A few weeks ago the post: A Time of Uncertainty was published by the US Federal Reserve. It is a speech made by John C. Williams, President and Chief Executive Officer at the Federal Reserve. The speech was made to an audience in Princeton, New Jersey at the Economic Policy Studies 2022 Spring Symposium.
The most fascinating part of this speech is the title because little in the speech sounds 'uncertain'. To the contrary, the speech sounds all but certain that the 'uncertainty' of today will be gone in roughly two years.
You always know when an opponent is weak by how they act. Most in power act powerful when weak and weak when strong. You can tell when its the former by the rationale. If the argument sounds delusional, you know they are weak. Such is the case with this speech.
It lays bear the true sentiment of all leaders today -- they have no idea what's going on. In particular, those that lead cartels like the Federal Reserve. So, most leaders are engaged in an act of looking big because they are weak and uncertain about what's to come, but that does not stop them from action. While uncertainty will make the sage stand still, the leaders of today are quick to act. Despite their uncertainty, they give speeches like the one given by Williams at the Spring Symposium.
Here's an excerpt from the speech,
In the United States, we are now seeing elevated inflation across many categories of goods and services. Meanwhile, in Europe, which is heavily dependent on Russia for energy, rising prices of oil and natural gas are the biggest concern. And in the Middle East, there are fears of a wheat shortage, given the region's reliance on wheat from Russia and Ukraine.
I sense little uncertainty here. Where it all goes wrong, at least in my estimation, is in the expectation set. They are under the misguided belief that with a few sprinkles of monetary policy, all will be back to normal in a few years. They all believe they can simply kick the same can into the next decade by raising rates. Here's an excerpt from the same speech:
The one bright spot regarding inflation is that longer-run inflation expectations remain well anchored. This anchoring is seen in both market-based measures of expected inflation and in surveys of households and economists. For example, the New York Fed's Survey of Consumer Expectations has fielded special survey questions on five-year-ahead inflation expectations since 2019, and these expectations have hardly budged since the start of the pandemic. In addition, the pass-through of inflation surprises to revisions in three-year-ahead inflation expectations is about half as large as it was before 2020. That is, medium-term inflation expectations in this survey are less responsive to inflation shocks than they were before the pandemic.
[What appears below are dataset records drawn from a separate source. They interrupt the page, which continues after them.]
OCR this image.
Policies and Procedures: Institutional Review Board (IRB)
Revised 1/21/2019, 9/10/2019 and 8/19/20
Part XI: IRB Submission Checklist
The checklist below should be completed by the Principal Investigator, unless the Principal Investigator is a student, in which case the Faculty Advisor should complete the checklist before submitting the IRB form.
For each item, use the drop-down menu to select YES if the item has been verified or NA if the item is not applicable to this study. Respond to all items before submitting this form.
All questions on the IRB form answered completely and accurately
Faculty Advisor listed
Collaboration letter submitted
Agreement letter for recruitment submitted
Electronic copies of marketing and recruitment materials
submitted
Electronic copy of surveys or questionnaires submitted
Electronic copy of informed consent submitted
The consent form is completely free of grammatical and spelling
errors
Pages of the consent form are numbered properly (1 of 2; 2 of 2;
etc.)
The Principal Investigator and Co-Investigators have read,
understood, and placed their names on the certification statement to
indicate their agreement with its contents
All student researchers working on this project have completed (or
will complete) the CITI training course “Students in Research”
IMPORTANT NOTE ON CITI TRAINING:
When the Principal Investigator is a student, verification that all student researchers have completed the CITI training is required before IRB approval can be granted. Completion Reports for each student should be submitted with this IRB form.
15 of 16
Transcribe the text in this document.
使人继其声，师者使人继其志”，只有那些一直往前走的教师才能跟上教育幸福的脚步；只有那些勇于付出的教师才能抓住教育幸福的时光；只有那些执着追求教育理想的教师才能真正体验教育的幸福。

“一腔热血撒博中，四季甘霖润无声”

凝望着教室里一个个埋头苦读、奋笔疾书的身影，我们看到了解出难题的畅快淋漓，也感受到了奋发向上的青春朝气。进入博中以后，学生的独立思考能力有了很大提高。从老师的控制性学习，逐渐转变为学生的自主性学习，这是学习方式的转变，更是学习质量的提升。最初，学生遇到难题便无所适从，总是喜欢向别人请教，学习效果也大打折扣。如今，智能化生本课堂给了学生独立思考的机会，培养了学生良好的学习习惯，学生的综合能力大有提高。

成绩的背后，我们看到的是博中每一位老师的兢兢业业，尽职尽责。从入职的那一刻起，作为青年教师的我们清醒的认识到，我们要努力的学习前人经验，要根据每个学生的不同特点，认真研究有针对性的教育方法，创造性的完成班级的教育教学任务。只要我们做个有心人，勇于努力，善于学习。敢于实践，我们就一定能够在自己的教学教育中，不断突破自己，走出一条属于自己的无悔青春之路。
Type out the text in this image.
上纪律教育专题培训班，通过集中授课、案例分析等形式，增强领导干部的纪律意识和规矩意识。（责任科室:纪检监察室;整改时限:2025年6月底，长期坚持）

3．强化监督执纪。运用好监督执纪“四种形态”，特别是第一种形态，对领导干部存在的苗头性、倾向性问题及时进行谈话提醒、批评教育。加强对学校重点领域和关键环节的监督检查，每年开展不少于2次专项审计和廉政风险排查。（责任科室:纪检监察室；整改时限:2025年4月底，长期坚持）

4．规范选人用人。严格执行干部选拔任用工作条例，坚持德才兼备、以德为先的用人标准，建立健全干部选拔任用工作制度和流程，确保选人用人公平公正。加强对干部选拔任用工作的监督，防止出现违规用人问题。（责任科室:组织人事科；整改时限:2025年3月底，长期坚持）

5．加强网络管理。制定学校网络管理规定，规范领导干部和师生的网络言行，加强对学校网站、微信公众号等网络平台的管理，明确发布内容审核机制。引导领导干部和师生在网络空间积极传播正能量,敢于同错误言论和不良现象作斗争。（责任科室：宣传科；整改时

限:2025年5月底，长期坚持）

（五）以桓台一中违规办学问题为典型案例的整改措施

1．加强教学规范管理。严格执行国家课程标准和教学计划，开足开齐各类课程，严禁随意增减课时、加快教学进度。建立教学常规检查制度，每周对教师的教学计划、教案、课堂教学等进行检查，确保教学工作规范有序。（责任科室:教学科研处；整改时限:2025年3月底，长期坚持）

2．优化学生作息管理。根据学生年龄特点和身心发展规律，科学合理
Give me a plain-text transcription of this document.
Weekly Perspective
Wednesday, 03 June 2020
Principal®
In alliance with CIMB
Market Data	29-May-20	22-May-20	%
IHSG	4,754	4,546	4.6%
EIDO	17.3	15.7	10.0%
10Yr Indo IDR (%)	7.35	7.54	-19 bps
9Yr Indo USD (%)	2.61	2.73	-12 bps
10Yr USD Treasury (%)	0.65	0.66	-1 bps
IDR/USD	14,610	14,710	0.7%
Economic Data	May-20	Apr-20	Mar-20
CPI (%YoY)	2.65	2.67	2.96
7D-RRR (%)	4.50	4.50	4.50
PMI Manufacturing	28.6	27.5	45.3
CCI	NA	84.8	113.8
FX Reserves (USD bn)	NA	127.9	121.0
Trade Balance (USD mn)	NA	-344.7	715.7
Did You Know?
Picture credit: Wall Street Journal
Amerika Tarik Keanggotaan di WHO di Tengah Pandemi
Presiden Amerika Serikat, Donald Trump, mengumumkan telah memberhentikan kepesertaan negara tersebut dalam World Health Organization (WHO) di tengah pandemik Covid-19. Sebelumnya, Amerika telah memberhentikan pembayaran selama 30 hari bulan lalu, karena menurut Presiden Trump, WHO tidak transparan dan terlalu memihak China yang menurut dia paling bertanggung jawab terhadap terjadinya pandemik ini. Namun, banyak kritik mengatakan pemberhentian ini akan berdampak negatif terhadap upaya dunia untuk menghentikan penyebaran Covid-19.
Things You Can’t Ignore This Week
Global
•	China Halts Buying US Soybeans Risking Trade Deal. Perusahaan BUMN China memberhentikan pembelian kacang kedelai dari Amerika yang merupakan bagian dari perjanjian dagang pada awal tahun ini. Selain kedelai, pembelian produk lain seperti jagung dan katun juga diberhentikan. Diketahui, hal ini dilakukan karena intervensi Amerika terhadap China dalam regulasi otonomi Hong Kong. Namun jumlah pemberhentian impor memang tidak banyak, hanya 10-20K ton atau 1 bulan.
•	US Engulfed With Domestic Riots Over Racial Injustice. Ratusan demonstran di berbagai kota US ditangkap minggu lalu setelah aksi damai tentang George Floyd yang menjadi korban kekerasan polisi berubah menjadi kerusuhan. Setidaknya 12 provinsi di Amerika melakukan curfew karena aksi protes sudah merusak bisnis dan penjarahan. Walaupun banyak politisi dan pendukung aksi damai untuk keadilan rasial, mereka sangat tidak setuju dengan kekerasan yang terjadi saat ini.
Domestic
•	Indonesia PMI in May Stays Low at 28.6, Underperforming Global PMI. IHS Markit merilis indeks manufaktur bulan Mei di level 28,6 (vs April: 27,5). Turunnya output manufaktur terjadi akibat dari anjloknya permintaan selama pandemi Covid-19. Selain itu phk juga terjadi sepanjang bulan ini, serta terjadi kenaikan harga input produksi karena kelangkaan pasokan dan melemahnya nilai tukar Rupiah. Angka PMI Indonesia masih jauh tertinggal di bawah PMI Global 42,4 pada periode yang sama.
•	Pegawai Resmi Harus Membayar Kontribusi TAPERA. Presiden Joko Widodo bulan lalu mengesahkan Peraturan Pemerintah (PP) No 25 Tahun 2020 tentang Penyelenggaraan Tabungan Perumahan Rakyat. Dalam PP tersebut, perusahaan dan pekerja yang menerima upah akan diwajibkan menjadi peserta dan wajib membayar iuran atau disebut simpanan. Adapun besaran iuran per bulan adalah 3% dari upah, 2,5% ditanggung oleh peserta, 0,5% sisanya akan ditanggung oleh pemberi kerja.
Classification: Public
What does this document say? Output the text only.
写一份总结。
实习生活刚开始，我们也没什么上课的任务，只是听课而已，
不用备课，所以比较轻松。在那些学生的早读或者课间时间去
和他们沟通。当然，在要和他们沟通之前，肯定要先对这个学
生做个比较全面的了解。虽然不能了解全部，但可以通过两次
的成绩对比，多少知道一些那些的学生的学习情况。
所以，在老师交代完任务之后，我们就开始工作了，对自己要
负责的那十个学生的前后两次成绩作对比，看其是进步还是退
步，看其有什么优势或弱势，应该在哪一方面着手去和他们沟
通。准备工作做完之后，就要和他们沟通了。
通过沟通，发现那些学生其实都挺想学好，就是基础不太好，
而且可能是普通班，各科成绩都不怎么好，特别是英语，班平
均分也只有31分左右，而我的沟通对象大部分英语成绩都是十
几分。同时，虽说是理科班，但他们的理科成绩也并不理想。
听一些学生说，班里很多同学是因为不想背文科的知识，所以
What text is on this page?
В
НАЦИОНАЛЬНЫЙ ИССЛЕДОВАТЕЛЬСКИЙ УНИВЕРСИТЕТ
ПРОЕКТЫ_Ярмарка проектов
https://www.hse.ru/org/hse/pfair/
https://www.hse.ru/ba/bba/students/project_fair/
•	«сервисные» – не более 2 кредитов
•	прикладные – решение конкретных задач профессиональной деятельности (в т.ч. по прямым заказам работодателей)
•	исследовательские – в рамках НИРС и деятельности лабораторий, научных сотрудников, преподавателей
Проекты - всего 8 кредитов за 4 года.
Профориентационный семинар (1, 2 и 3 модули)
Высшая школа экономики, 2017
With regard to "expectations" Williams is referring to the projections put out by the FOMC in the middle of March. And, these projections are based on “expectations”. Isn't this curious? Why are the economic solutions of the day based on the 'expectations of the uncertain'. Where most of us have come to a full stop, the Federal Reserve has interpreted the stop as a sign that all will be well in two years. And, these are the expectations that are being used to steer economic policy. It is bewildering. The bewilderment does not end here.
There is a belief that inflation is being fueled by demand for goods rather than increases in the money supply. Keynesian and other non-monetarist economists reject the notion that inflation can be caused by the Federal Reserve's increase of the money supply via debt monetizing programs like quantitative easing and rampant buy-back programs because to do so would be to admit that they caused the "uncertainty" of today. And, to be clear, that would be okay. It would certainly be preferable to acting as though the current situation was caused by a lack of supply on goods. Does anyone truly believe, in this technological age of over supply and consumption, that the issue is one of lack? Williams does and goes on to say:
Our monetary policy actions, combined with those of other countries, will help bring demand for labor and products in closer alignment with available supply. As this reduction in demand-induced price pressures takes effect and supply constraints gradually ease, I anticipate inflation readings will begin to decline later this year, although this process will take time to fully play out. For 2022 as a whole, I expect PCE inflation to be around 4 percent, then decline to about 2½ percent in 2023, before returning close to our 2 percent longer-run goal in 2024.
In other words, all of this is just a bad dream caused by increased demand for goods and services and it will all be over by 2024. Some might even call this delusional. I can only hope that this is his public stance and that privately he's buying commodities and gold for his own portfolio, because it is clear that the inflation that's coming, fueled by our obsession with growth, is not one that can be patted on the head or answered using a Keynesian demand/supply chart. I believe the biggest fear of the Federal Reserve is that the world will come to blame its policy actions on the creation of a long protracted depression for the market.